Dass «White Christmas» solch ein Erfolg wurde, liegt daran, dass das Lied einen Nerv seiner Zeit traf. Es war Krieg und die Sehnsucht nach Frieden und Harmonie war immens. Gleichzeitig entstand gerade eine Weihnachtskultur, die losgelöst von rein christlichen Inhalten war, dabei aber bestimmte Emotionen wie Liebe, Frieden oder Naturerlebnisse mit viel Pathos und beinahe religiöser Betonung in den Vordergrund rückte. Dass «White Christmas» sich mit seinem melancholischen Unterton auf die russischen Pogrome gegen Juden bezoge die Berlins Eltern erlebt hatten, bleibt spekulativ. Doch sein Beitrag zur Globalisierung des Weihnachtsfestes ist unzweifelhaft. Michael Fischer hält im Songlexikon dazu fest: «Der Song [hält] ein wesentliches Element von Weihnachten offen: die Sehnsucht nach einer heilen Welt. Im Liedtext wird sie in der Vergangenheit gesucht, ersehnt wird sie aber für die Gegenwart und Zukunft. Vielleicht macht diese Möglichkeit zu träumen, einen Teil des Erfolgs dieses Liedes aus; mittlerweile gehört der Song – faktisch, wenn auch nicht offiziell – zum immateriellen Weltkulturerbe.»
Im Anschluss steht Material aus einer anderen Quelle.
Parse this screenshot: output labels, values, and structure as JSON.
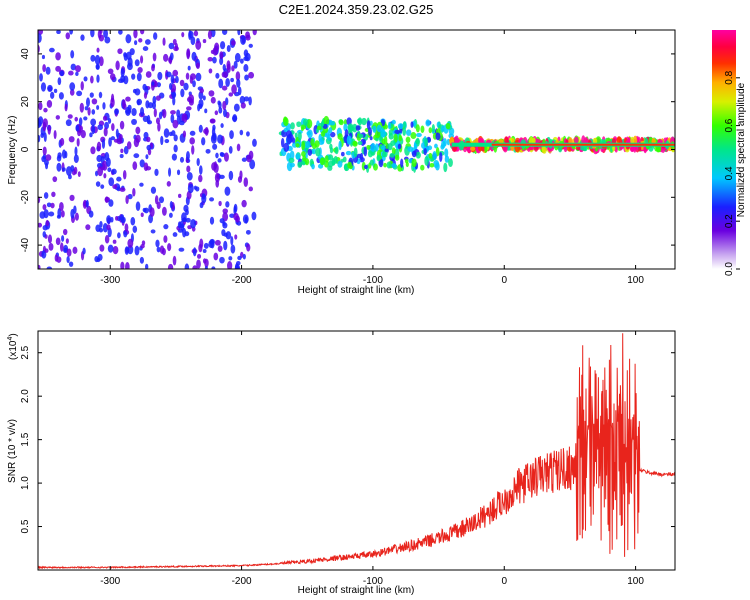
{
  "title": "C2E1.2024.359.23.02.G25",
  "chart_data": [
    {
      "type": "heatmap",
      "xlabel": "Height of straight line (km)",
      "ylabel": "Frequency (Hz)",
      "xlim": [
        -355,
        130
      ],
      "ylim": [
        -50,
        50
      ],
      "xticks": [
        -300,
        -200,
        -100,
        0,
        100
      ],
      "yticks": [
        -40,
        -20,
        0,
        20,
        40
      ],
      "colorbar": {
        "label": "Normalized spectral amplitude",
        "range": [
          0,
          1
        ],
        "ticks": [
          0.0,
          0.2,
          0.4,
          0.6,
          0.8
        ],
        "tick_labels": [
          "0.0",
          "0.2",
          "0.4",
          "0.6",
          "0.8"
        ]
      },
      "regions": [
        {
          "x_from": -355,
          "x_to": -190,
          "freq_spread": 50,
          "amplitude": 0.2,
          "desc": "broadband noise"
        },
        {
          "x_from": -170,
          "x_to": -40,
          "freq_center": 2,
          "freq_spread": 10,
          "amplitude": 0.45
        },
        {
          "x_from": -40,
          "x_to": 130,
          "freq_center": 2,
          "freq_spread": 2,
          "amplitude": 0.95
        }
      ]
    },
    {
      "type": "line",
      "xlabel": "Height of straight line (km)",
      "ylabel": "SNR (10 * v/v)",
      "y_multiplier": "(x10",
      "y_multiplier_exp": "4",
      "y_multiplier_close": ")",
      "xlim": [
        -355,
        130
      ],
      "ylim": [
        0,
        2.75
      ],
      "xticks": [
        -300,
        -200,
        -100,
        0,
        100
      ],
      "yticks": [
        0.5,
        1.0,
        1.5,
        2.0,
        2.5
      ],
      "ytick_labels": [
        "0.5",
        "1.0",
        "1.5",
        "2.0",
        "2.5"
      ],
      "series": [
        {
          "color": "#e8241c",
          "x": [
            -355,
            -300,
            -250,
            -200,
            -175,
            -150,
            -125,
            -100,
            -80,
            -60,
            -40,
            -25,
            -10,
            0,
            10,
            25,
            40,
            55,
            58,
            62,
            66,
            70,
            75,
            80,
            85,
            90,
            95,
            100,
            103,
            110,
            120,
            130
          ],
          "y": [
            0.03,
            0.03,
            0.04,
            0.05,
            0.07,
            0.1,
            0.14,
            0.18,
            0.25,
            0.32,
            0.42,
            0.52,
            0.68,
            0.8,
            0.95,
            1.08,
            1.15,
            1.2,
            2.55,
            0.6,
            2.4,
            0.3,
            2.6,
            0.2,
            2.75,
            0.5,
            2.2,
            0.4,
            1.15,
            1.12,
            1.1,
            1.1
          ]
        }
      ]
    }
  ],
  "colors": {
    "line": "#e8241c",
    "axis": "#000000"
  }
}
Von Juden verfasste Weihnachtslieder
Irving Berlin ist nicht der einzige Jude, der Weihnachtslieder verfasste. Darauf verweist die Jüdische Allgemeine in einem aktuellen Beitrag. 1945 folgte «Let it snow! Let it snow! Let it snow!» von Sammy Cahn und Jule Styne. Ausserdem «It’s the most wonderful time of the year» von George Wyle und Eddie Pola bis hin zu «Rudolph the red-nosed reindeer» von Johnny Marks. Warum wurden viele der bekannteren Weihnachtsschlager von Juden verfasst oder als christliche Weihnachtslieder von ihnen eingesungen? Elvis Presley, Barbra Streisand, Barry Manilow und Neil Diamond legten alle mehrere Weihnachtsalben auf.
Sandra Borchert vom jüdischen Magazin Raawi verweist auf den Sänger und Pianisten Michael Feinstein, den Gründer des «Great American Songbook», der erklärte, dass viele Juden Anfang des 20. Jahrhunderts in die Musikindustrie strömten, weil sie dort am wenigsten vom damals grassierenden Antisemitismus betroffen waren – genau das war die Zeit der grossen amerikanischen Weihnachtsklassiker. Borchert hält fest: «Was auch immer der Grund sein mag, es besteht kein Zweifel daran, dass diese jüdischen Meister eine ganze Menge Neshama – hebräisch für ‘Seele’ – in ihre Kompositionen einbrachten und sich damit ein bleibendes Vermächtnis in der amerikanischen Musikgeschichte sicherten.» Und nicht nur in der amerikanischen...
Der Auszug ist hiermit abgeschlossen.